The plan involves a scale of restrictions from Level 1 to Level 5, with Level 5 being the most severe.
The entire country is on Level 2, although Dublin has a number of extra conditions because of a high number of coronavirus cases in the capital.
Speaking in the Dáil, Mr Kelly said there was now a situation “where we have Dublin at two and a bit, that they’re sort of getting a yellow card”.
“If they behave themselves in a short space of time,” they may get back to the same level as everyone else, he added.
But during testy exchanges, Mr Martin insisted the new roadmap was clear. The plan imposes additional restrictions in Dublin on home visits, indoor gatherings and care home visits, while so-called “wet pubs”, which do not serve food, will remain closed in the capital.
“There’s no such thing as 2.5. It simply does not exist,” Mr Martin said, adding that the only deviation from the advice of the National Public Health Emergency Team (NPHET) was on “wet” pubs and allowing 5,000 spectators at outdoor events.
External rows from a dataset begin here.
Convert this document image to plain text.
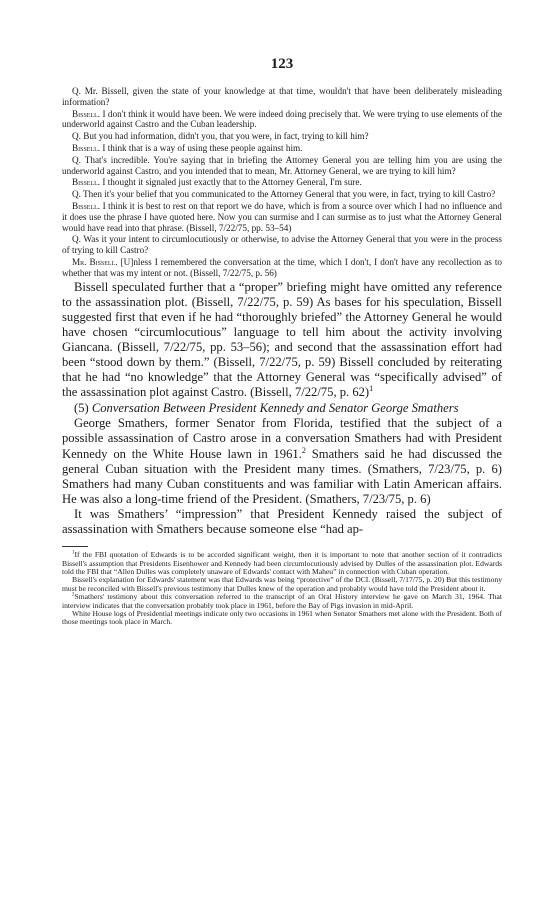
123

Q. Mr. Bissell, given the state of your knowledge at that time, wouldn't that have been deliberately misleading information?

Bissell. I don't think it would have been. We were indeed doing precisely that. We were trying to use elements of the underworld against Castro and the Cuban leadership.

Q. But you had information, didn't you, that you were, in fact, trying to kill him?

Bissell. I think that is a way of using these people against him.

Q. That's incredible. You're saying that in briefing the Attorney General you are telling him you are using the underworld against Castro, and you intended that to mean, Mr. Attorney General, we are trying to kill him?

Bissell. I thought it signaled just exactly that to the Attorney General, I'm sure.

Q. Then it's your belief that you communicated to the Attorney General that you were, in fact, trying to kill Castro?

Bissell. I think it is best to rest on that report we do have, which is from a source over which I had no influence and it does use the phrase I have quoted here. Now you can surmise and I can surmise as to just what the Attorney General would have read into that phrase. (Bissell, 7/22/75, pp. 53–54)

Q. Was it your intent to circumlocutiously or otherwise, to advise the Attorney General that you were in the process of trying to kill Castro?

Mr. Bissell. [U]nless I remembered the conversation at the time, which I don't, I don't have any recollection as to whether that was my intent or not. (Bissell, 7/22/75, p. 56)

Bissell speculated further that a “proper” briefing might have omitted any reference to the assassination plot. (Bissell, 7/22/75, p. 59) As bases for his speculation, Bissell suggested first that even if he had “thoroughly briefed” the Attorney General he would have chosen “circumlocutious” language to tell him about the activity involving Giancana. (Bissell, 7/22/75, pp. 53–56); and second that the assassination effort had been “stood down by them.” (Bissell, 7/22/75, p. 59) Bissell concluded by reiterating that he had “no knowledge” that the Attorney General was “specifically advised” of the assassination plot against Castro. (Bissell, 7/22/75, p. 62)$^1$

(5) Conversation Between President Kennedy and Senator George Smathers

George Smathers, former Senator from Florida, testified that the subject of a possible assassination of Castro arose in a conversation Smathers had with President Kennedy on the White House lawn in 1961.$^2$ Smathers said he had discussed the general Cuban situation with the President many times. (Smathers, 7/23/75, p. 6) Smathers had many Cuban constituents and was familiar with Latin American affairs. He was also a long-time friend of the President. (Smathers, 7/23/75, p. 6)

It was Smathers’ “impression” that President Kennedy raised the subject of assassination with Smathers because someone else “had ap-

$^1$If the FBI quotation of Edwards is to be accorded significant weight, then it is important to note that another section of it contradicts Bissell's assumption that Presidents Eisenhower and Kennedy had been circumlocutiously advised by Dulles of the assassination plot. Edwards told the FBI that “Allen Dulles was completely unaware of Edwards' contact with Maheu” in connection with Cuban operation.

Bissell's explanation for Edwards' statement was that Edwards was being “protective” of the DCI. (Bissell, 7/17/75, p. 20) But this testimony must be reconciled with Bissell's previous testimony that Dulles knew of the operation and probably would have told the President about it.

$^2$Smathers' testimony about this conversation referred to the transcript of an Oral History interview he gave on March 31, 1964. That interview indicates that the conversation probably took place in 1961, before the Bay of Pigs invasion in mid-April.

White House logs of Presidential meetings indicate only two occasions in 1961 when Senator Smathers met alone with the President. Both of those meetings took place in March.
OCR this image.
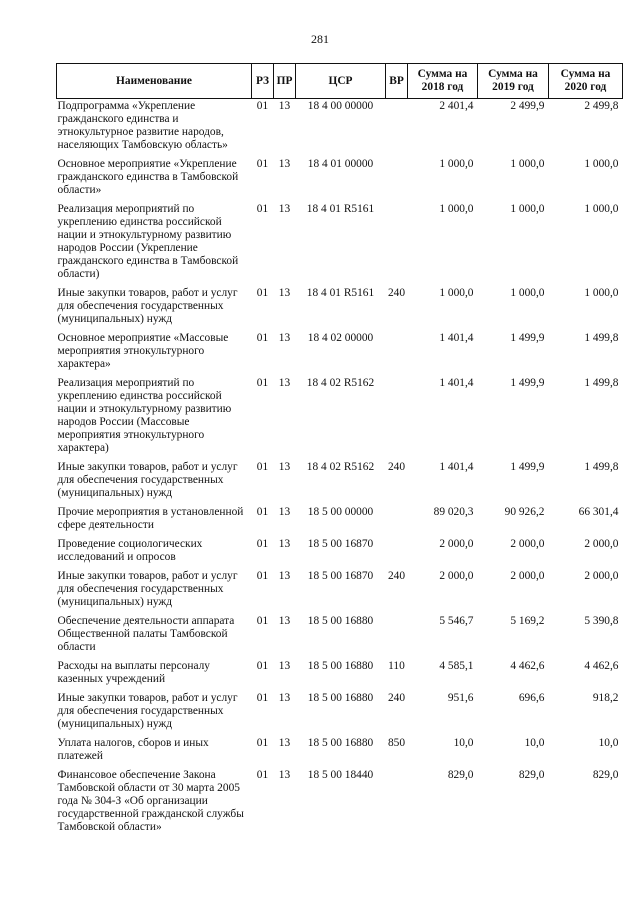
281
Наименование	РЗ	ПР	ЦСР	ВР	Сумма на 2018 год	Сумма на 2019 год	Сумма на 2020 год
Подпрограмма «Укрепление гражданского единства и этнокультурное развитие народов, населяющих Тамбовскую область»	01	13	18 4 00 00000		2 401,4	2 499,9	2 499,8
Основное мероприятие «Укрепление гражданского единства в Тамбовской области»	01	13	18 4 01 00000		1 000,0	1 000,0	1 000,0
Реализация мероприятий по укреплению единства российской нации и этнокультурному развитию народов России (Укрепление гражданского единства в Тамбовской области)	01	13	18 4 01 R5161		1 000,0	1 000,0	1 000,0
Иные закупки товаров, работ и услуг для обеспечения государственных (муниципальных) нужд	01	13	18 4 01 R5161	240	1 000,0	1 000,0	1 000,0
Основное мероприятие «Массовые мероприятия этнокультурного характера»	01	13	18 4 02 00000		1 401,4	1 499,9	1 499,8
Реализация мероприятий по укреплению единства российской нации и этнокультурному развитию народов России (Массовые мероприятия этнокультурного характера)	01	13	18 4 02 R5162		1 401,4	1 499,9	1 499,8
Иные закупки товаров, работ и услуг для обеспечения государственных (муниципальных) нужд	01	13	18 4 02 R5162	240	1 401,4	1 499,9	1 499,8
Прочие мероприятия в установленной сфере деятельности	01	13	18 5 00 00000		89 020,3	90 926,2	66 301,4
Проведение социологических исследований и опросов	01	13	18 5 00 16870		2 000,0	2 000,0	2 000,0
Иные закупки товаров, работ и услуг для обеспечения государственных (муниципальных) нужд	01	13	18 5 00 16870	240	2 000,0	2 000,0	2 000,0
Обеспечение деятельности аппарата Общественной палаты Тамбовской области	01	13	18 5 00 16880		5 546,7	5 169,2	5 390,8
Расходы на выплаты персоналу казенных учреждений	01	13	18 5 00 16880	110	4 585,1	4 462,6	4 462,6
Иные закупки товаров, работ и услуг для обеспечения государственных (муниципальных) нужд	01	13	18 5 00 16880	240	951,6	696,6	918,2
Уплата налогов, сборов и иных платежей	01	13	18 5 00 16880	850	10,0	10,0	10,0
Финансовое обеспечение Закона Тамбовской области от 30 марта 2005 года № 304-З «Об организации государственной гражданской службы Тамбовской области»	01	13	18 5 00 18440		829,0	829,0	829,0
He said the Government did not get advice from NPHET to move Dublin to Level Three. Ministers accepted its advice “in respect of Dublin today” and NPHET would meet again on Thursday and “could give other advices”.
During Leaders’ Questions following the launch of the roadmap, Ms McDonald accused the Taoiseach and his Government of “failing in your responsibilities” because, she said, a proper Covid-19 testing and tracing system was not in place months after it had been promised.
She accused Mr Martin of “making it up as you go along” and said that months after the Government pledged to do 100,000 tests a week this was still not in place, and it was “central” to dealing with Covid-19.
Ms McDonald said the plan was not worth the paper it was written on so long as full testing and tracing was not in place. She said that “of 59 pages, one of them addresses testing and tracing”, arguing it was the “most central part”.
She said “either you get testing and tracing right and you do it quickly or we will be consigned to a yo-yo effect of further restrictions and even lockdowns”.
When Opposition TDs intervened as he was speaking Mr Martin told the Sinn Féin benches to “stop interrupting” and he accused Ms McDonald of being partisan.
Social Democrats leader Róisín Shortall said anyone seeking clarity about the five levels of risk in the roadmap would be “bitterly disappointed” as she accused the Government of effectively ignoring international travel and putting it on the long finger until the middle of October.
She also asked what the specific criteria were for counties moving from one level to another. Ms Shortall said that, on the first day of the announcement, the Government “starts talking about a two and a bit level”.
The Taoiseach said he agreed “ 100 per cent” about the centrality of testing tracing and insisted that was in the plan.
He said: “It’s not good enough to attack people as being woeful and trying to belittle the very strong measures that have been taken” on including the serial testing in nursing homes and meat plants.
Mr Kelly called on the Government to clarify whether Dublin was at Level Two or Level Three of the six-month plan, and he said it was a “glaring omission” that the document was not “elderly proofed” or proofed to avoid discriminating against people with disabilities or those who were vulnerable.
He and Ms Shortall called on the Taoiseach to clarify where the Government deviated from NPHET on its advice and Mr Martin said the only difference was in relation to wet pubs and the attendance at outdoor events including sports stadiums.